Efficacy in patients with high disease activity:
In Studies DEFINE and CONFIRM, consistent treatment effect on relapses in a subgroup of patients with high disease activity was observed, whilst the effect on time to 3‑month sustained disability progression was not clearly established. Due to the design of the studies, high disease activity was defined as follows:
- Patients with 2 or more relapses in one year, and with one or more Gd-enhancing lesions on brain MRI (n=42 in DEFINE; n=51 in CONFIRM) or,
- Patients who have failed to respond to a full and adequate course (at least one year of treatment) of beta-interferon, having had at least 1 relapse in the previous year while on therapy, and at least 9 T2-hyperintense lesions in cranial MRI or at least 1 Gd-enhancing lesion, or patients having an unchanged or increased relapse rate in the prior year as compared to the previous 2 years (n=177 in DEFINE; n=141 in CONFIRM).

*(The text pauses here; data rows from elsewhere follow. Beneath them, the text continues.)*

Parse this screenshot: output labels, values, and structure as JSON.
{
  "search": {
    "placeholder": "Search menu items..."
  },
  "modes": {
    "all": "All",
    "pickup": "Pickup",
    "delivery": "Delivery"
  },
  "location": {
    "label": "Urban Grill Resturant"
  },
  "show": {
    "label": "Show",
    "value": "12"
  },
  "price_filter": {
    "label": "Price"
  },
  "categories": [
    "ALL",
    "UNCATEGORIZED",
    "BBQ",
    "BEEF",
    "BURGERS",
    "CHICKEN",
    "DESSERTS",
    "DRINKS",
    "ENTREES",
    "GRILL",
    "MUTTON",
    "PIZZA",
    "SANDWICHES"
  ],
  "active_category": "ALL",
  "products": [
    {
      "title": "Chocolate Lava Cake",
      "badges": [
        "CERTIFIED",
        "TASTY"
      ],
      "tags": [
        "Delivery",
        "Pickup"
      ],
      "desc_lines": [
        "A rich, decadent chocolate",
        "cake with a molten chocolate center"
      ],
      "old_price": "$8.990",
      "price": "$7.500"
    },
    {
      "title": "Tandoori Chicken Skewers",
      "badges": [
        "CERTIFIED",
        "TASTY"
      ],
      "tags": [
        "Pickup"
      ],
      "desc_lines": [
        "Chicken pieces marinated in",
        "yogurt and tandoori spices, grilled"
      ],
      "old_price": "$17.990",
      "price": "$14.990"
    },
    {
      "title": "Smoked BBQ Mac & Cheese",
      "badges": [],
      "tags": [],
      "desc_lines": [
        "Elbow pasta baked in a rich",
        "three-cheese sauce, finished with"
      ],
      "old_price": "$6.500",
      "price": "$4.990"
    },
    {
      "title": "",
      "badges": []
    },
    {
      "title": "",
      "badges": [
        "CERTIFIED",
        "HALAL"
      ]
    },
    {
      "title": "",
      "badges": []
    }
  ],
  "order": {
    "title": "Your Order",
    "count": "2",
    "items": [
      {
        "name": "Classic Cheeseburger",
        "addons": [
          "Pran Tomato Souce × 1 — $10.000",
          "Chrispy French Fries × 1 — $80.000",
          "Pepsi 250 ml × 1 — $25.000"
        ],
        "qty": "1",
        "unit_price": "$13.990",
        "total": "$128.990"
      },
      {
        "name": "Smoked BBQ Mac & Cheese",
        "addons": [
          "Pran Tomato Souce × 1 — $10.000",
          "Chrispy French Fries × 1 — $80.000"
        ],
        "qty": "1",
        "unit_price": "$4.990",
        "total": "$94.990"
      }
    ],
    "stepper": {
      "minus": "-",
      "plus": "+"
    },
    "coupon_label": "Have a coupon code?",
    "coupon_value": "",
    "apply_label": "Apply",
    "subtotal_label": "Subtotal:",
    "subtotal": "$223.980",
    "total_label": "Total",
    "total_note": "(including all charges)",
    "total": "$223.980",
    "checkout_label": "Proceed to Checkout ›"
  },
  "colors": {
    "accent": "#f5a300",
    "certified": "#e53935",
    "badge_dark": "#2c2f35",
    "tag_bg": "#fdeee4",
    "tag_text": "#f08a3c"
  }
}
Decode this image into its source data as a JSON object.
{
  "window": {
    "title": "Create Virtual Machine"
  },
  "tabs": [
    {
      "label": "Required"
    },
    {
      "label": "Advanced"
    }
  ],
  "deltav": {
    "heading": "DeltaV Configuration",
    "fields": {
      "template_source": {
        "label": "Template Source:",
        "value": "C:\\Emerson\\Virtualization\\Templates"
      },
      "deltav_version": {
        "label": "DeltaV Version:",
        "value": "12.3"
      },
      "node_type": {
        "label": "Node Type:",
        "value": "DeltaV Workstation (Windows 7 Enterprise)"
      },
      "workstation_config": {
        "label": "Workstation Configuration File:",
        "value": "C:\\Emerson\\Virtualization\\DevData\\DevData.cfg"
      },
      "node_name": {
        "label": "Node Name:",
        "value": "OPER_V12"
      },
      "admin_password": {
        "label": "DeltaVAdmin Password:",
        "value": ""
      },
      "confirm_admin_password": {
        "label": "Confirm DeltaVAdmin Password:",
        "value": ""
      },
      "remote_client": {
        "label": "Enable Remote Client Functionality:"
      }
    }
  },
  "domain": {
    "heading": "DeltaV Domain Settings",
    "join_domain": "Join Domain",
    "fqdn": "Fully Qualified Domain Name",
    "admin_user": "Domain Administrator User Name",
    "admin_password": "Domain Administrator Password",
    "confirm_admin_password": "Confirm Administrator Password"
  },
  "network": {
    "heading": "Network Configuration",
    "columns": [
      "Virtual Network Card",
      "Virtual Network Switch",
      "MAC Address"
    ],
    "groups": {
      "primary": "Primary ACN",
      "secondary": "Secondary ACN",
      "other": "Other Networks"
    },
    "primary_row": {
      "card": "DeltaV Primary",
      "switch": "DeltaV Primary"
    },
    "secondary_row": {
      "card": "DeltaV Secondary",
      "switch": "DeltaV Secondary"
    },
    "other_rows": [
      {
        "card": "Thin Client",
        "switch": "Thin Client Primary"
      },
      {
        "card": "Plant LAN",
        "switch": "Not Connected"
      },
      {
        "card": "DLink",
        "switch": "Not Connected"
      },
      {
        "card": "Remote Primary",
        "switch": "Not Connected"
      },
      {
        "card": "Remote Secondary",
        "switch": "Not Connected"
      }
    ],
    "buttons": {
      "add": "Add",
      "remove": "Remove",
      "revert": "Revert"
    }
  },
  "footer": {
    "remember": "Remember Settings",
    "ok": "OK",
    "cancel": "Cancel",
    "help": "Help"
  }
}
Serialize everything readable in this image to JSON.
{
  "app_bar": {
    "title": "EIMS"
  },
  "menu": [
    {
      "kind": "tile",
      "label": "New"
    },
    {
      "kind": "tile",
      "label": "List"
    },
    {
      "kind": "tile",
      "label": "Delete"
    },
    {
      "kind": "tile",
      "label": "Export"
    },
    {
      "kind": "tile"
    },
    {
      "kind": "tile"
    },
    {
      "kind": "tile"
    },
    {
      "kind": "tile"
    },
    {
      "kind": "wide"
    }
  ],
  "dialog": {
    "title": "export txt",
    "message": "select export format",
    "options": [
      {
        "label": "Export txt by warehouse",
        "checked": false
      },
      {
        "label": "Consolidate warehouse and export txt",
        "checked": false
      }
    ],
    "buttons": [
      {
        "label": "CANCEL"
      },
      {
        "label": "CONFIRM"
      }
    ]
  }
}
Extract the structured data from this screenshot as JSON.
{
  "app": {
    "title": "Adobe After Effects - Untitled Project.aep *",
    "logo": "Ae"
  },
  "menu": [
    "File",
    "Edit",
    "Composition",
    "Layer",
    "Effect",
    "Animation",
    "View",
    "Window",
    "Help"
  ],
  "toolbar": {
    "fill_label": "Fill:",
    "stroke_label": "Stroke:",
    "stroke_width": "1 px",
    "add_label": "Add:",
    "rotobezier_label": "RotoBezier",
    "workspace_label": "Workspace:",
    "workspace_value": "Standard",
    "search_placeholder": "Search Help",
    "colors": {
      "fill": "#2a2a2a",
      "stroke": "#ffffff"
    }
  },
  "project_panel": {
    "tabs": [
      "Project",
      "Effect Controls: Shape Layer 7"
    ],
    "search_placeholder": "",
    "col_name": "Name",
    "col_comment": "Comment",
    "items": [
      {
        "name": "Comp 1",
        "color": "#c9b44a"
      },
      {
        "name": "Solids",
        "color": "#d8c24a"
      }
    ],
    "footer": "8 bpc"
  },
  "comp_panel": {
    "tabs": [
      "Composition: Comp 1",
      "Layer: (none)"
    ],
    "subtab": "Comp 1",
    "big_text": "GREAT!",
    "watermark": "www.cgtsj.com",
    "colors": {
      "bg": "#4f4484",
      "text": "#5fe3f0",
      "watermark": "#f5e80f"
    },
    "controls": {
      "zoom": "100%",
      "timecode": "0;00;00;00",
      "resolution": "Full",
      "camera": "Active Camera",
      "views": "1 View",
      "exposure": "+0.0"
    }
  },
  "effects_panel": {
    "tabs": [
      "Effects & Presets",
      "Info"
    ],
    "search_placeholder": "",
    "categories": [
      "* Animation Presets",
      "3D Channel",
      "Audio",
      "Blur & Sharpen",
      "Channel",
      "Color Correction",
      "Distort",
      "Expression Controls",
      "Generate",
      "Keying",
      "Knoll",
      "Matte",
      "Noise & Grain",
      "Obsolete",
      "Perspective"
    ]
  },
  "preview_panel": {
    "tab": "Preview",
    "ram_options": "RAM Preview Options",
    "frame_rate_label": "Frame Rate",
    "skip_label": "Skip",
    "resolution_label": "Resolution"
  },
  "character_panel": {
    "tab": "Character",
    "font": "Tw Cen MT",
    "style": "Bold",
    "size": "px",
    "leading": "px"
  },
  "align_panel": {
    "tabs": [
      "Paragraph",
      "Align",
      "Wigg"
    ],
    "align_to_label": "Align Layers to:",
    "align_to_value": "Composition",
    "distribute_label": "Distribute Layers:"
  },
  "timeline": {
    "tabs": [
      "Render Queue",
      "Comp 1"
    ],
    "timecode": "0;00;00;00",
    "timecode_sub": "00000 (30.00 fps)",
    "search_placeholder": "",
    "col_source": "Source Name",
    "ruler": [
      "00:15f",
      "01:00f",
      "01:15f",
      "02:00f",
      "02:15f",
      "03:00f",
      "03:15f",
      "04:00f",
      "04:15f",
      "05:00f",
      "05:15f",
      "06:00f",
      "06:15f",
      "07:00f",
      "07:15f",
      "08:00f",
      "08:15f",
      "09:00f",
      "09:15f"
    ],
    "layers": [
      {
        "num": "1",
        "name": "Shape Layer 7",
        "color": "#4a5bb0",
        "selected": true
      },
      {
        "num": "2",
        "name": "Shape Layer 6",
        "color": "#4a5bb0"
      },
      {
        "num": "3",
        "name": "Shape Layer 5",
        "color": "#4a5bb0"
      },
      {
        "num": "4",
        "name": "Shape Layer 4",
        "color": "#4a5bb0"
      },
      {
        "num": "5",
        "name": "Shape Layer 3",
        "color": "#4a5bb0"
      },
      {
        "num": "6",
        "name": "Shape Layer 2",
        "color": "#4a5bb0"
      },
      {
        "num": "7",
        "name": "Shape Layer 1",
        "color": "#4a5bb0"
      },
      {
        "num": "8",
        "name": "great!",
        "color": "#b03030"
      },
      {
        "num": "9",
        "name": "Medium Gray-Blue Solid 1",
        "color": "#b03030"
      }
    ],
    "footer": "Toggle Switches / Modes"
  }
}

Clinical studies with Vumerity
The gastrointestinal tolerability of diroximel fumarate was evaluated in a randomised, multi-centre, phase 3 study (EVOLVE-MS-2) in 504 adult patients with RRMS. The study included a 5-week, double-blind treatment period with two treatment arms. Patients had a 1-week titration period and were randomised (1:1) to receive diroximel fumarate 462mg twice daily (n=253) or dimethyl fumarate 240 mg twice daily (n=251). Patients had the following median baseline characteristics: age 44 years, disease duration 6 years and EDSS score 2.5. In this study, GI tolerability was investigated using the Individual GI Symptom and Impact Scale (IGISIS), which evaluated the incidence, intensity, onset, duration, and functional impact of five individual GI symptoms: nausea, vomiting, upper abdominal pain, lower abdominal pain, and diarrhoea.
Overall gastrointestinal adverse reactions were observed in 34.8% of diroximel fumarate‑treated patients and in 49.0% of dimethyl fumarate-treated patients. Treatment discontinuations were in total 1.6% and 6.0%, for diroximel fumarate and dimethyl fumarate, respectively. The discontinuations for gastrointestinal tolerability reasons were 0.8% and 4.8%, for diroximel fumarate and dimethyl fumarate, respectively. Treatment‑emergent gastrointestinal adverse reactions of ≥ 5% for diroximel fumarate and dimethyl fumarate, respectively, were diarrhoea (15.4% and 22.3%), nausea (14.6% and 20.7%), upper abdominal pain (6.7% and 15.5%), abdominal pain (6.3% and 9.6%), lower abdominal pain (5.9% and 6.8%), and vomiting (3.6% and 8.8%).
Paediatric population
The efficacy of Vumerity in paediatric patients has not been established.
The Medicines and Healthcare products Agency have waived the obligation to submit the results of studies with Vumerity in all subsets of the paediatric population in the treatment of MS (see section 4.2 for information on paediatric use).